The RTRI proposed a technique to improve the bending rigidity and strength of carbodies by making the best use of the inner frames, which were previously not recognized as main members that bear carbody strength.

Reinforcing components were attached at the ceiling, door pockets, and floor of the rigidity test car (Fig.1), which was designed and fabricated to represent a commuter-type car, and the components formed the ring structures inside the carbody. Static load tests using the rigidity test car were performed and the equivalent bending rigidity of the carbody with the ring structure was increased by approximately 13% compared with that of the carbody alone.

In addition, it was also verified that the ring structures had an effect to restrain the independent out-of-plane deformation of each panel of the carbody (which is one of the features of the carbodies made of stainless steel), and that the natural frequencies corresponding to the main vibration modes increased by approximately 3 to 6 Hz (Fig.2). As a consequence, it is expected to be easier to investigate measures for reducing carbody bending vibration, because the carbody deforms in a beam-like manner. Furthermore, along with the rise in the natural frequencies, human sensitivity to the vertical vibration is lowered, which is advantageous in terms of the ride comfort.

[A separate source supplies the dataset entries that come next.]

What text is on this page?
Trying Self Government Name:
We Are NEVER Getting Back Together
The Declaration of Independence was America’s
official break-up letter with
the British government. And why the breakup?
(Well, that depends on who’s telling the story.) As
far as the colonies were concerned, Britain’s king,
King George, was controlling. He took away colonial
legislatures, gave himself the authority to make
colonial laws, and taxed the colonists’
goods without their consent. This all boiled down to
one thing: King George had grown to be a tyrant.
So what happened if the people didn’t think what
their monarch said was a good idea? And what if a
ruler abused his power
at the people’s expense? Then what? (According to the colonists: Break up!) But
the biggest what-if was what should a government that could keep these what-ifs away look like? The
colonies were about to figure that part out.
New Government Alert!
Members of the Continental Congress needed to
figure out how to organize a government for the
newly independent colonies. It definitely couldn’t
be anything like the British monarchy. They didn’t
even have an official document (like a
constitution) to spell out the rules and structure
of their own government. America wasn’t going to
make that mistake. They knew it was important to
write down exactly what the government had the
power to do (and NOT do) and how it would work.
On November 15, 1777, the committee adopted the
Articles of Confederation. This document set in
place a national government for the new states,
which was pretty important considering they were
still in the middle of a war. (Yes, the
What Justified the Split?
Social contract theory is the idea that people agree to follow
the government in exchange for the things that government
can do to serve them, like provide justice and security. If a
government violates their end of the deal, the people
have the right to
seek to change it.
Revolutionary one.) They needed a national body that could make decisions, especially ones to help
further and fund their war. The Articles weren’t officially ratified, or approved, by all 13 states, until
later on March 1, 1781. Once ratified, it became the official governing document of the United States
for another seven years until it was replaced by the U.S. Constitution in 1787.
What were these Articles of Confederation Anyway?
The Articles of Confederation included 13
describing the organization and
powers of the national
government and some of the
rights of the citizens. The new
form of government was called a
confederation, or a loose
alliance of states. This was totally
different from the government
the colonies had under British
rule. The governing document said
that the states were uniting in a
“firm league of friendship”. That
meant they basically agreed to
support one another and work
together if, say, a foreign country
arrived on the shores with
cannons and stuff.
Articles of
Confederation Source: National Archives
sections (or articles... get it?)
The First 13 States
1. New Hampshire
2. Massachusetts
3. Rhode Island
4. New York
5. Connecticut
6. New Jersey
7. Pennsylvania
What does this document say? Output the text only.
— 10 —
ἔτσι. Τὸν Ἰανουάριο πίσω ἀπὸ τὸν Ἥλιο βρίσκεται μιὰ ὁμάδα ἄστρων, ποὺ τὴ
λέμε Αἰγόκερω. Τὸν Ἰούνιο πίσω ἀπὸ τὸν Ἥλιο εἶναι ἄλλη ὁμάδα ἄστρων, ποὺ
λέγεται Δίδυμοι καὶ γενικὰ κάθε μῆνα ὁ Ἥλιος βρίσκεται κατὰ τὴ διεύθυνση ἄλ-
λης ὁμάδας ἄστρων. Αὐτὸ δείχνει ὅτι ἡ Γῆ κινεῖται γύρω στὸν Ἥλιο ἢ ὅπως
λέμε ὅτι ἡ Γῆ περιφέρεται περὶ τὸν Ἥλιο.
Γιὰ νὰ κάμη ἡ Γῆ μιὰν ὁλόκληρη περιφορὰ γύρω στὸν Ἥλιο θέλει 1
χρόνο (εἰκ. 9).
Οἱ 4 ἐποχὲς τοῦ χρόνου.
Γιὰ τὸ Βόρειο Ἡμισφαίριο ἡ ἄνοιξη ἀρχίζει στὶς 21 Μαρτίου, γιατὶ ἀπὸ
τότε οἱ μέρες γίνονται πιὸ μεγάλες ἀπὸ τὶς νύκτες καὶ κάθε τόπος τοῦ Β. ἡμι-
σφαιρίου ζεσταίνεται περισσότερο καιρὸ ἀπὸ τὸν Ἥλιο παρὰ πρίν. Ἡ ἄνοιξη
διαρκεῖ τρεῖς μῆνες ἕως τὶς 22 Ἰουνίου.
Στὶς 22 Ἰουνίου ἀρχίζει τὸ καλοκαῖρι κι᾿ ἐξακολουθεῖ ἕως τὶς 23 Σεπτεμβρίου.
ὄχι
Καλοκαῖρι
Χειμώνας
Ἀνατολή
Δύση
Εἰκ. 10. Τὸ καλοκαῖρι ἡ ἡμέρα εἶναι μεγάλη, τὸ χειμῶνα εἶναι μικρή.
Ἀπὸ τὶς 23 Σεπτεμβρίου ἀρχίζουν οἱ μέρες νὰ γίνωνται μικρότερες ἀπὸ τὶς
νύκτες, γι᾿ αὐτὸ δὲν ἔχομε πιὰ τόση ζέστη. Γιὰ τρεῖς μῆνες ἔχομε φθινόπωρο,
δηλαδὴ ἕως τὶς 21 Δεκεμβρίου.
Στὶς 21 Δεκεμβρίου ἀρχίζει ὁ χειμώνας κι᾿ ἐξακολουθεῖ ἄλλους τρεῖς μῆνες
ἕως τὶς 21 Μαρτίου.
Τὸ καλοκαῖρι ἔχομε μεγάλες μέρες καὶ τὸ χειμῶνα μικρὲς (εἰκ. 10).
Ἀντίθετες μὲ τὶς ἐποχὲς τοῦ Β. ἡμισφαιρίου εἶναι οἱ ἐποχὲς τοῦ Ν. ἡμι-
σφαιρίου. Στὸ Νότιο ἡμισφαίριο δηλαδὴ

The RTRI also performed quasi-static strength tests for full-scale partial carbodies (2m wide) against the load from the body side (Fig.3) and the result showed that the “ring structure” specimen reduce the amount of diagonal deformation up to 40% approximately comparing with the normal specimen. Accordingly, the ring structure provides the possibility for reducing the carbody deformation when a railway vehicle overturns in accidents.